Kahneman and Tversky

Kahneman and Tversky wrote several papers that undermined the ideas about human nature held by mainstream economics at the time. In 1979, Tversky and Kahneman developed the Prospect Theory, which in simple terms stated that our willingness to take risks is influenced by the context in which we are given the choices. According to the Nobel Prize Committee, before developing the Prospect Theory, Kahneman and Tversky started their research investigating contradictions and irregularities in human behavior and decision-making. Their experiments clearly showed that when someone is offered the same choice in two different ways, they can give contrasting answers. The Prospect Theory was the first step in our understanding of behavioral economics.

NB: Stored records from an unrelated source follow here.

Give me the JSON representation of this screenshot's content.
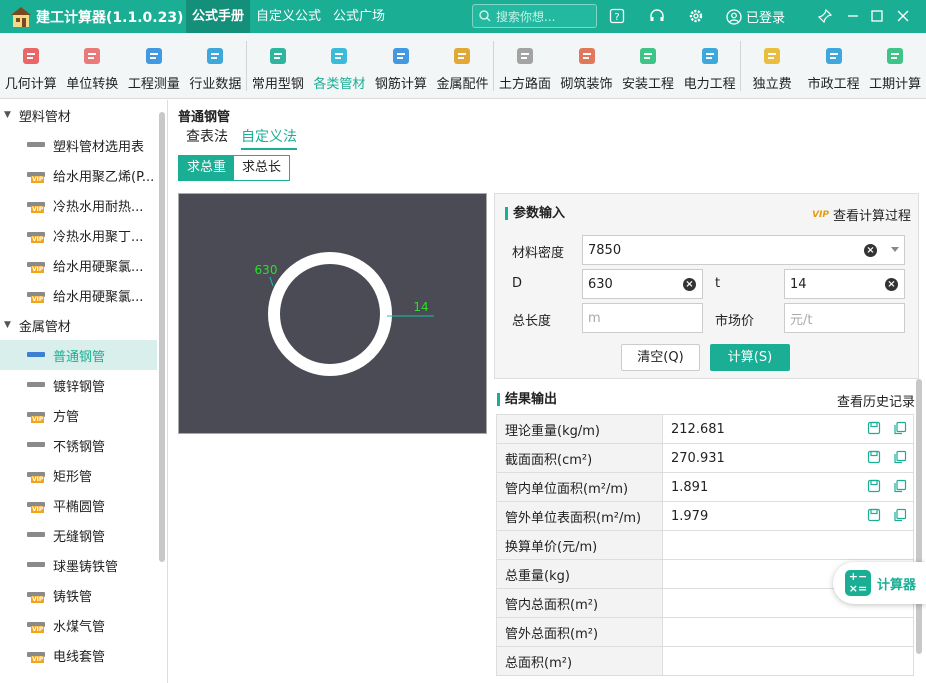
{
  "titlebar": {
    "app_title": "建工计算器(1.1.0.23)",
    "tabs": [
      "公式手册",
      "自定义公式",
      "公式广场"
    ],
    "search_placeholder": "搜索你想...",
    "login_label": "已登录"
  },
  "toolbar": {
    "items": [
      {
        "label": "几何计算",
        "icon": "cube-icon"
      },
      {
        "label": "单位转换",
        "icon": "unit-convert-icon"
      },
      {
        "label": "工程测量",
        "icon": "survey-icon"
      },
      {
        "label": "行业数据",
        "icon": "bar-chart-icon"
      },
      {
        "label": "常用型钢",
        "icon": "wrench-icon"
      },
      {
        "label": "各类管材",
        "icon": "pipe-icon"
      },
      {
        "label": "钢筋计算",
        "icon": "rebar-icon"
      },
      {
        "label": "金属配件",
        "icon": "hardware-icon"
      },
      {
        "label": "土方路面",
        "icon": "road-icon"
      },
      {
        "label": "砌筑装饰",
        "icon": "brick-icon"
      },
      {
        "label": "安装工程",
        "icon": "fan-icon"
      },
      {
        "label": "电力工程",
        "icon": "power-icon"
      },
      {
        "label": "独立费",
        "icon": "fee-icon"
      },
      {
        "label": "市政工程",
        "icon": "municipal-icon"
      },
      {
        "label": "工期计算",
        "icon": "calendar-icon"
      }
    ],
    "active_index": 5
  },
  "sidebar": {
    "categories": [
      {
        "label": "塑料管材",
        "items": [
          {
            "label": "塑料管材选用表",
            "vip": false
          },
          {
            "label": "给水用聚乙烯(P...",
            "vip": true
          },
          {
            "label": "冷热水用耐热...",
            "vip": true
          },
          {
            "label": "冷热水用聚丁...",
            "vip": true
          },
          {
            "label": "给水用硬聚氯...",
            "vip": true
          },
          {
            "label": "给水用硬聚氯...",
            "vip": true
          }
        ]
      },
      {
        "label": "金属管材",
        "items": [
          {
            "label": "普通钢管",
            "vip": false,
            "active": true
          },
          {
            "label": "镀锌钢管",
            "vip": false
          },
          {
            "label": "方管",
            "vip": true
          },
          {
            "label": "不锈钢管",
            "vip": false
          },
          {
            "label": "矩形管",
            "vip": true
          },
          {
            "label": "平椭圆管",
            "vip": true
          },
          {
            "label": "无缝钢管",
            "vip": false
          },
          {
            "label": "球墨铸铁管",
            "vip": false
          },
          {
            "label": "铸铁管",
            "vip": true
          },
          {
            "label": "水煤气管",
            "vip": true
          },
          {
            "label": "电线套管",
            "vip": true
          }
        ]
      }
    ]
  },
  "main": {
    "title": "普通钢管",
    "tabs": [
      "查表法",
      "自定义法"
    ],
    "active_tab": 1,
    "modes": [
      "求总重",
      "求总长"
    ],
    "active_mode": 0,
    "diagram": {
      "d_label": "630",
      "t_label": "14"
    }
  },
  "params": {
    "title": "参数输入",
    "view_process": "查看计算过程",
    "vip_badge": "VIP",
    "density_label": "材料密度",
    "density_value": "7850",
    "d_label": "D",
    "d_value": "630",
    "t_label": "t",
    "t_value": "14",
    "length_label": "总长度",
    "length_placeholder": "m",
    "price_label": "市场价",
    "price_placeholder": "元/t",
    "clear_button": "清空(Q)",
    "calc_button": "计算(S)"
  },
  "results": {
    "title": "结果输出",
    "history": "查看历史记录",
    "rows": [
      {
        "label": "理论重量(kg/m)",
        "value": "212.681"
      },
      {
        "label": "截面面积(cm²)",
        "value": "270.931"
      },
      {
        "label": "管内单位面积(m²/m)",
        "value": "1.891"
      },
      {
        "label": "管外单位表面积(m²/m)",
        "value": "1.979"
      },
      {
        "label": "换算单价(元/m)",
        "value": ""
      },
      {
        "label": "总重量(kg)",
        "value": ""
      },
      {
        "label": "管内总面积(m²)",
        "value": ""
      },
      {
        "label": "管外总面积(m²)",
        "value": ""
      },
      {
        "label": "总面积(m²)",
        "value": ""
      }
    ]
  },
  "floating": {
    "label": "计算器"
  },
  "colors": {
    "accent": "#1aae95",
    "diagram_bg": "#4a4b55"
  }
}
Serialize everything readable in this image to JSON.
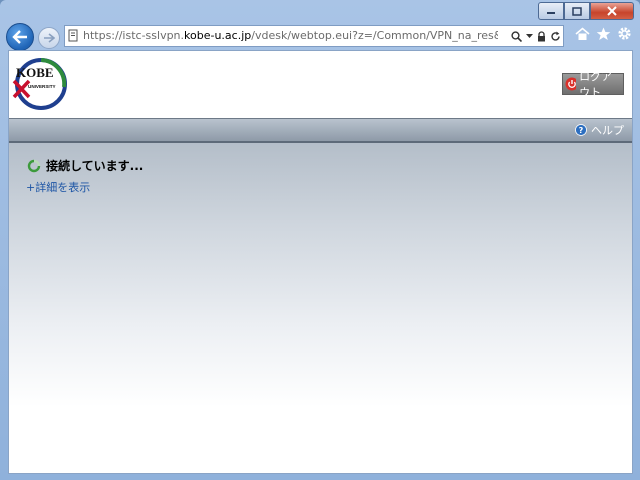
{
  "browser": {
    "url_prefix": "https://istc-sslvpn.",
    "url_domain": "kobe-u.ac.jp",
    "url_path": "/vdesk/webtop.eui?z=/Common/VPN_na_res&webtop=/Co"
  },
  "header": {
    "logo_text": "KOBE",
    "logo_subtext": "UNIVERSITY",
    "logout_label": "ログアウト"
  },
  "helpbar": {
    "help_label": "ヘルプ"
  },
  "main": {
    "status_text": "接続しています...",
    "details_link": "+詳細を表示"
  },
  "colors": {
    "link": "#1d55a5",
    "logo_red": "#c8102e",
    "logo_blue": "#1f3f8f",
    "logo_green": "#2e8b3d"
  }
}
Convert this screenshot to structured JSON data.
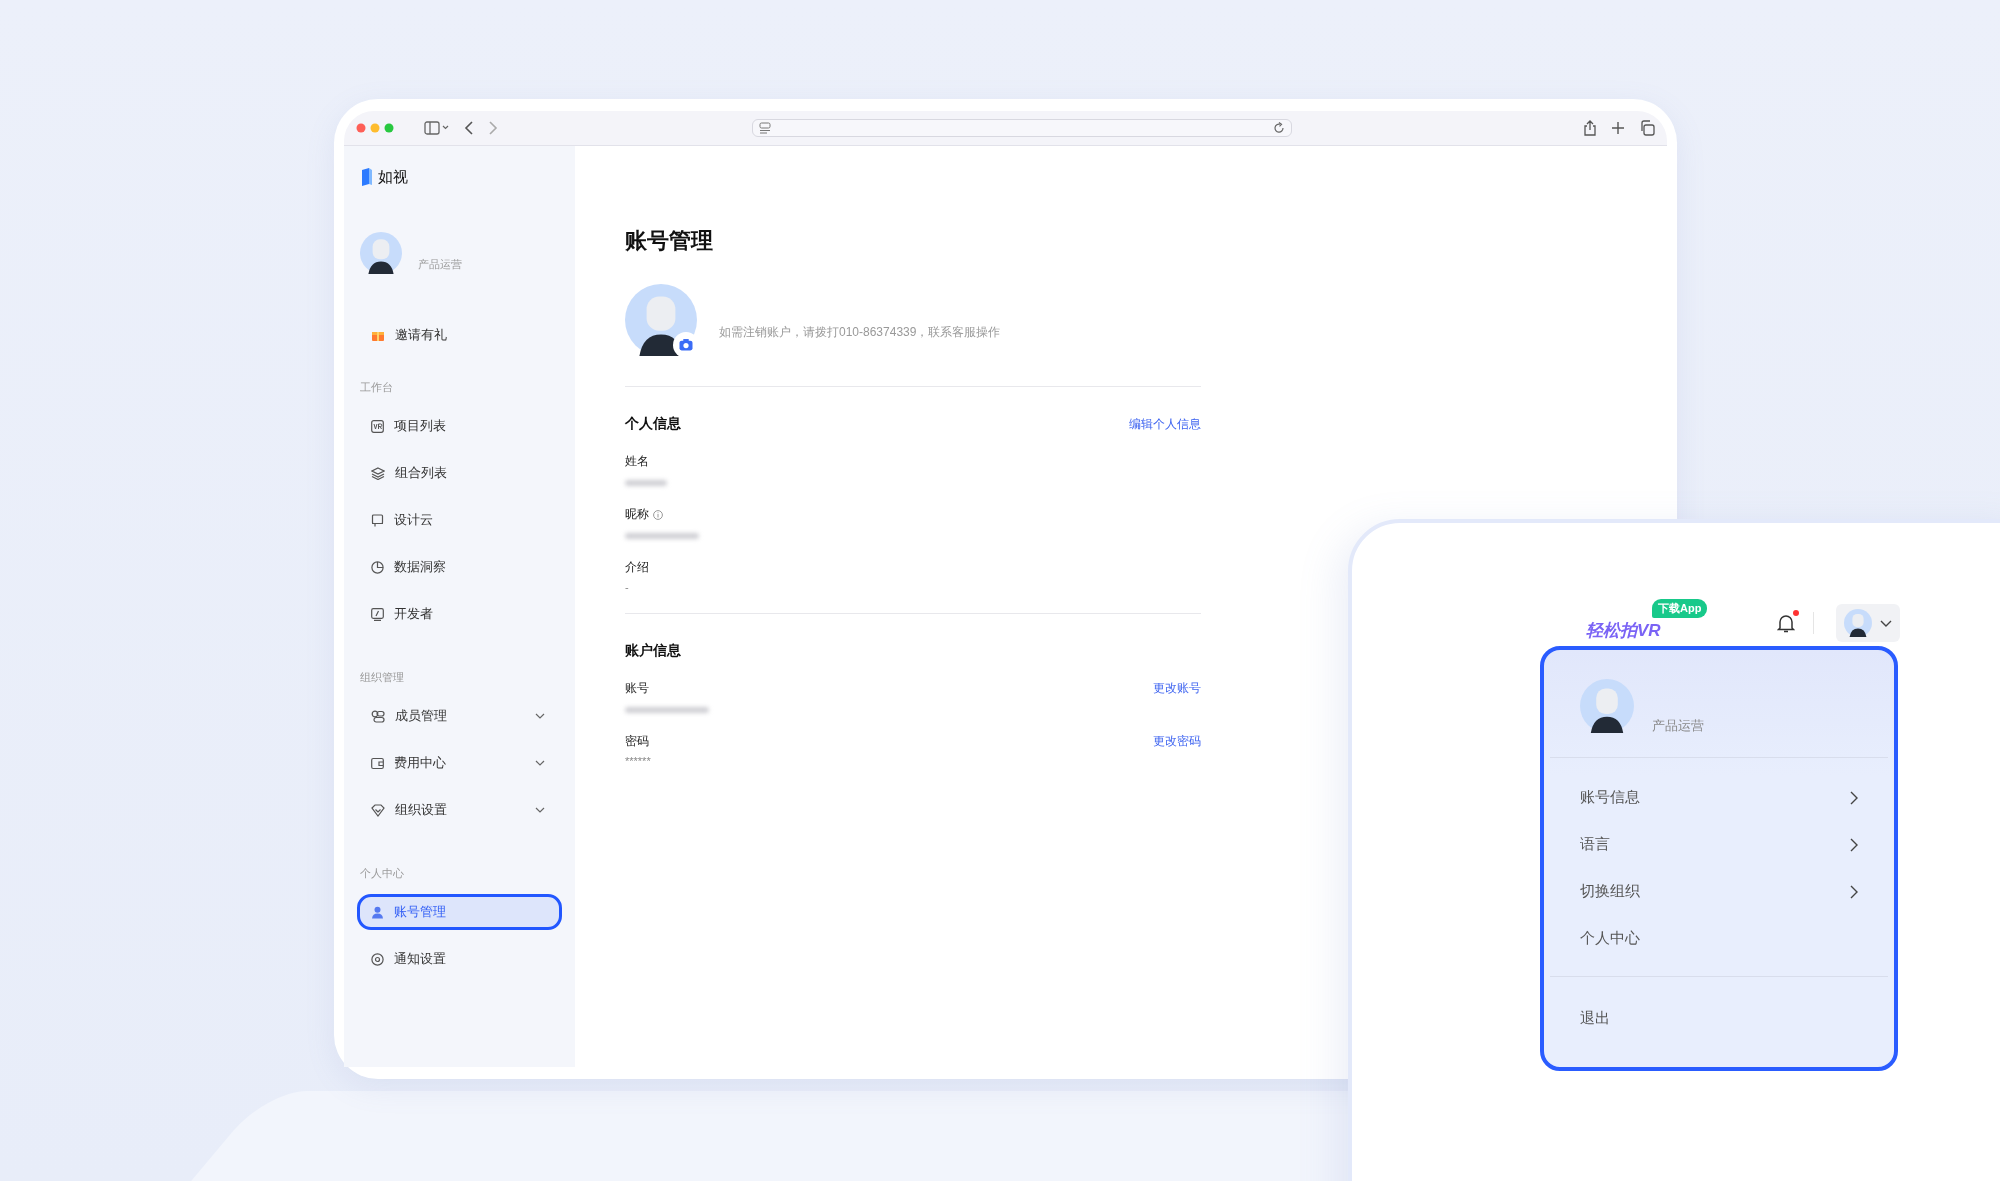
{
  "sidebar": {
    "logo": "如视",
    "profile": {
      "role": "产品运营"
    },
    "promo": {
      "label": "邀请有礼",
      "kind": "gift"
    },
    "sections": [
      {
        "title": "工作台",
        "items": [
          {
            "label": "项目列表",
            "kind": "vr",
            "expandable": false,
            "selected": false
          },
          {
            "label": "组合列表",
            "kind": "layers",
            "expandable": false,
            "selected": false
          },
          {
            "label": "设计云",
            "kind": "board",
            "expandable": false,
            "selected": false
          },
          {
            "label": "数据洞察",
            "kind": "pie",
            "expandable": false,
            "selected": false
          },
          {
            "label": "开发者",
            "kind": "terminal",
            "expandable": false,
            "selected": false
          }
        ]
      },
      {
        "title": "组织管理",
        "items": [
          {
            "label": "成员管理",
            "kind": "members",
            "expandable": true,
            "selected": false
          },
          {
            "label": "费用中心",
            "kind": "wallet",
            "expandable": true,
            "selected": false
          },
          {
            "label": "组织设置",
            "kind": "shield",
            "expandable": true,
            "selected": false
          }
        ]
      },
      {
        "title": "个人中心",
        "items": [
          {
            "label": "账号管理",
            "kind": "user",
            "expandable": false,
            "selected": true
          },
          {
            "label": "通知设置",
            "kind": "gear",
            "expandable": false,
            "selected": false
          }
        ]
      }
    ]
  },
  "main": {
    "title": "账号管理",
    "notice": "如需注销账户，请拨打010-86374339，联系客服操作",
    "sections": [
      {
        "title": "个人信息",
        "action": "编辑个人信息",
        "fields": [
          {
            "label": "姓名",
            "kind": "redacted",
            "info": false
          },
          {
            "label": "昵称",
            "kind": "redacted",
            "info": true
          },
          {
            "label": "介绍",
            "kind": "text",
            "value": "-",
            "info": false
          }
        ]
      },
      {
        "title": "账户信息",
        "fields": [
          {
            "label": "账号",
            "kind": "redacted",
            "info": false,
            "action": "更改账号"
          },
          {
            "label": "密码",
            "kind": "text",
            "value": "******",
            "info": false,
            "action": "更改密码"
          }
        ]
      }
    ]
  },
  "popup": {
    "brand": "轻松拍VR",
    "badge": "下载App",
    "unread": true,
    "menu": {
      "role": "产品运营",
      "items": [
        {
          "label": "账号信息",
          "submenu": true
        },
        {
          "label": "语言",
          "submenu": true
        },
        {
          "label": "切换组织",
          "submenu": true
        },
        {
          "label": "个人中心",
          "submenu": false
        }
      ],
      "footer": "退出"
    }
  }
}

Richard Thaler is considered the premier father of behavioral economics because he built off the work of these other two figures and expanded on the research already done by Tversky and Kahneman. Thaler’s exploration of behavioral economics was inspired by the work that Kahneman and Tversky did. Thaler was the 2017 recipient of the Nobel Memorial Prize in Economics for “incorporating psychologically realistic assumptions into analyses of economic decision-making.” The Nobel Prize Committee particularly praised Thaler for “his exploration of the consequences of limited rationality, social preferences, and lack of self-control, and showed how these human traits affect economic decisions.” However, in Thaler’s own words, “the greatest thing I did was show that even economic agents are human.”

Thaler explored how economic decision-making by individuals and institutions is influenced by natural human cognitive limitations and biases, among other factors. His findings refuted the assumption that individuals always act rationally and selfishly, something that most economists had accepted, as it served well when making predictive models. According to the Britannica Encyclopedia, Thaler even explored the poor self-control people have regarding saving for retirement or reaching future financial goals. He explained that experiences in the present or near-future are perceived as more significant than those in the distant future. In simpler terms, many tend to focus on the present financial situation without planning for their future. 


These three monumental figures were truly incredible and contributed remarkable work to the field of economics. It is because of them that people are starting to understand how behavioral economics works. People are learning that it is possible to avoid common mistakes that stem from behavioral economics. We owe these fathers of behavioral economics a huge thank you.